In my haste to get myself the fuck out of my deathbed, my feet got tangled in the sheets and I had fallen on the floor between our beds, making me fall directly onto my knees and crack my head on Donna's bed, which helpfully woke me right up. It was pitch black and I was still reasonably sure there was a dead hand in my bed, but through a herculean effort I made myself stand up calmly and walk over to find the light switch. I mean, there's no point in helping out a disembodied hand that's trying to kill you. You should really make the little fucker work for it.
Since my outburst Donna was saying "what is it? Alanis, what's wrong? Are you okay?" Still shaking like a paintmixer, I found the light switch and turned it on. I slowly turned around, not wanting to tell Donna what had just dawned on me. Her 29-year-old adult, responsible friend had just screamed bloody murder and scared the bejeezus out of her for no good reason. It was all just a scawy dweam!
As I explained the dream to Donna I realized what must have happened. I had fallen asleep on my stomach with my arm underneath me and my hand touching my face. The full weight of my body naturally made my arm and hand fall asleep and my delightful subconscious whipped up a lovely little tale to try and get me to roll over. It's all kind of funny, really. It would have been one thing if I had been at home, alone in my apartment I could have gotten over it sooner, but nooooo, I had to go and have the night terrors in front of everybody in the world like a fool. Man, did I feel stupid.
Except, hey, the walls are paper thin here. How come Gary and Cara haven't even moved? Hmph! Some friends they are! They're going to be the last people I help when the real disembodied hand comes for us all!
Anyway, Donna and I had a good laugh about it, me feeling like a moron, her trying to make me feel better by telling me a story about a friend's brother who had had eye surgery once, so he had to have patches over both his eyes. His hands feel asleep on top of him and he shouted out "who's there!? Who is it?!" until his sister had to come in the room and say, "it's you, dumbass." I did feel a little better after that.
Still, knowing intellectually what must have happened did not make me feel any easier when I had to get back into the bed. After double-checking to make sure there was indeed no severed hand in the bed, I was wide awake for hours thinking about how powerful the mind is and how it can make you believe anything, even something as stupid as a hand that, having come apart from the rest of the body, still has the power of independent movement and an insatiable desire to kill people. I mean, is that what my hands are always thinking? "Oh, man, once I lose this load of a human being and I'm on my own, I am so going on a killing spree! Muwahahahaha!" That in itself is disturbing.

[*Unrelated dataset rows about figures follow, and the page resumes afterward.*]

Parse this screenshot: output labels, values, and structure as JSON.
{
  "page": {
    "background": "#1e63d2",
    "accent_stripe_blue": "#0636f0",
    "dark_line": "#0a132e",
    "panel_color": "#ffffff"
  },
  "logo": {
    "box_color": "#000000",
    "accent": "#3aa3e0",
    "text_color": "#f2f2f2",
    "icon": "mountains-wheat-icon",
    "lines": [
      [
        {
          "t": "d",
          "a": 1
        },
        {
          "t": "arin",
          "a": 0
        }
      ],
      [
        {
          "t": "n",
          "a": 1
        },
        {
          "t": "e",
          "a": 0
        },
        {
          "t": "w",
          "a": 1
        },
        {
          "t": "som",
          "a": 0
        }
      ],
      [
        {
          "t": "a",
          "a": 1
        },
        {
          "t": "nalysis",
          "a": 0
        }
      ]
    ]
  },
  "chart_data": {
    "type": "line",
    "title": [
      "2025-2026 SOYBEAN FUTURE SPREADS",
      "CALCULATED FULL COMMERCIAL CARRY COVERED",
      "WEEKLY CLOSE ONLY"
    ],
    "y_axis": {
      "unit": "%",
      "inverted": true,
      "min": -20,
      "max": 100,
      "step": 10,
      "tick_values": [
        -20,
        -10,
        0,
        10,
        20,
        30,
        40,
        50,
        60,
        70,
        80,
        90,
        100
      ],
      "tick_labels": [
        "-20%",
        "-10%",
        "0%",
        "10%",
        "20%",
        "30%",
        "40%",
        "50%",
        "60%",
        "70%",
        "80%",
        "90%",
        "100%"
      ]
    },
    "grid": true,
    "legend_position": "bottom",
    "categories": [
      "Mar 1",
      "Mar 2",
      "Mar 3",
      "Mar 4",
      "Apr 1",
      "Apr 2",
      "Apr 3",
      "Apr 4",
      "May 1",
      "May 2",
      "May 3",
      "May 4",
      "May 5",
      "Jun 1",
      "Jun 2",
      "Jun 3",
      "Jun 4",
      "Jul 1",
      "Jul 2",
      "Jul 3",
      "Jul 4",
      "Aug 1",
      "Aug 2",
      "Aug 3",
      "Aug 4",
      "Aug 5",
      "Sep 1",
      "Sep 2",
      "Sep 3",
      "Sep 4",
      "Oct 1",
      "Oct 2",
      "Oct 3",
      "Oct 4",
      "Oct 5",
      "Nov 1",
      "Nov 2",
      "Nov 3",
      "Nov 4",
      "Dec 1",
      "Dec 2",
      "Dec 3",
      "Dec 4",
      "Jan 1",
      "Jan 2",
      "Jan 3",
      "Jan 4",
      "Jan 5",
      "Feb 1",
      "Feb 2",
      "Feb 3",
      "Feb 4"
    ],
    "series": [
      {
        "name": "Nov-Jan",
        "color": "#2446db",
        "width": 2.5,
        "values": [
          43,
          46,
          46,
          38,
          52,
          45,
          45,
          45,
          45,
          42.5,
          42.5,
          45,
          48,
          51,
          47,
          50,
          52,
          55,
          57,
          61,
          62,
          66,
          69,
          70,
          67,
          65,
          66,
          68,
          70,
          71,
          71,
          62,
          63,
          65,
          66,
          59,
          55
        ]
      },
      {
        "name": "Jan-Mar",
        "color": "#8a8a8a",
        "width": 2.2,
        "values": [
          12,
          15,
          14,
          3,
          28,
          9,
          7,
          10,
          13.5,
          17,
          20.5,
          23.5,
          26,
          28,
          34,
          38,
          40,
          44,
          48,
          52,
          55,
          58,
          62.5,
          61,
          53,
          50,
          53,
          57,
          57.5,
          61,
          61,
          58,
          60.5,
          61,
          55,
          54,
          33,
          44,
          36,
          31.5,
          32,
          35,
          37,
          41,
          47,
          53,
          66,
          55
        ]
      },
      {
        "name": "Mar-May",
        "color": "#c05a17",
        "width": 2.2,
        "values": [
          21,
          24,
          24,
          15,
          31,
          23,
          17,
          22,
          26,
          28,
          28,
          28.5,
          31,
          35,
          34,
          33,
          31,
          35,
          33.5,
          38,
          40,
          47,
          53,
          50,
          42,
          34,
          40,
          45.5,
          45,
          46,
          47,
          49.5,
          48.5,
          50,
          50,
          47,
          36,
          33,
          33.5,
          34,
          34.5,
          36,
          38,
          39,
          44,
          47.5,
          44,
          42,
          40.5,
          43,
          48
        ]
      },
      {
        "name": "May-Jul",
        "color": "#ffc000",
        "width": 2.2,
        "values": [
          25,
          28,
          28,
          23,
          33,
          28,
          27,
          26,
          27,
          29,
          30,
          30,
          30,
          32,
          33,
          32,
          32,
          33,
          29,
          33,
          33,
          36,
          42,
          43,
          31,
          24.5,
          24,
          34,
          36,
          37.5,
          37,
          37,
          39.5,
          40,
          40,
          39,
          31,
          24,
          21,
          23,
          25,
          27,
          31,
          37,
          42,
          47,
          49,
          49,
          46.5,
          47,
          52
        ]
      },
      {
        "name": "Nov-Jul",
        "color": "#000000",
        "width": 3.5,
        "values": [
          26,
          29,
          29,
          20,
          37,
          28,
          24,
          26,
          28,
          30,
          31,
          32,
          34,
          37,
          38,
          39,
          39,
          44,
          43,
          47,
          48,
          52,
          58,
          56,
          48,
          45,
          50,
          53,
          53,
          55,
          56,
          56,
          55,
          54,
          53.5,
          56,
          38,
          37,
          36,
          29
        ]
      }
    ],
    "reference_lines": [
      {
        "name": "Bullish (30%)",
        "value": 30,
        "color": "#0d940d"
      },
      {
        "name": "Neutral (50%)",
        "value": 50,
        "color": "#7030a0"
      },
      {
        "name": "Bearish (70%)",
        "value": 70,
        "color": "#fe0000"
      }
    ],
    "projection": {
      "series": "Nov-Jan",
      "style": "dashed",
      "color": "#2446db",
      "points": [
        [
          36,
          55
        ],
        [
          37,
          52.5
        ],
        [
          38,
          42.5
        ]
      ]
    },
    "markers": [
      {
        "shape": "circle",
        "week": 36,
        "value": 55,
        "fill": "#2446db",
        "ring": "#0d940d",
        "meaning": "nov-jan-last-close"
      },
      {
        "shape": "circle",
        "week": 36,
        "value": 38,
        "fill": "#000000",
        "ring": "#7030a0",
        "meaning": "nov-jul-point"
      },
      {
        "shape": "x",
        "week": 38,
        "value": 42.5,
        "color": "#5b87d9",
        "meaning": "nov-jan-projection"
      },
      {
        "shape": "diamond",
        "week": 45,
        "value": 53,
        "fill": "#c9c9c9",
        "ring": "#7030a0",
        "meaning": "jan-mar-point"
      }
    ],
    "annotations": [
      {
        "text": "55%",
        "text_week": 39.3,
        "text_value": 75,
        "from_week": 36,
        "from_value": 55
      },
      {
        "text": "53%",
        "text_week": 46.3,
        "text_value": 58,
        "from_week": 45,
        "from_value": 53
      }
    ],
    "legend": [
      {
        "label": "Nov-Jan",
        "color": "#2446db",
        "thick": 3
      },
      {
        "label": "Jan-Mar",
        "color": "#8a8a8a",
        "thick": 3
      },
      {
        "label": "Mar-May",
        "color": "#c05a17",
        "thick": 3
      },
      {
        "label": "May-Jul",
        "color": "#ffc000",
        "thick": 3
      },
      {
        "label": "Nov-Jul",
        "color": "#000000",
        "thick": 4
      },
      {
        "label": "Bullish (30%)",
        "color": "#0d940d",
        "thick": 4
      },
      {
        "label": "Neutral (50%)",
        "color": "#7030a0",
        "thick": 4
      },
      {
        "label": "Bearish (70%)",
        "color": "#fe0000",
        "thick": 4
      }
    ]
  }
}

After falling asleep on the couch, the next day all of my friends made proper fun of me and my rugburned knees (yeah, yeah, I know all the jokes). I answered it all with as much jocularity as I could, and we all got a lot of fun out of it. In time, my wounds healed and I could actually fall asleep on my stomach again. Reason had returned to her throne and all was right with the world. For a little while, anyway.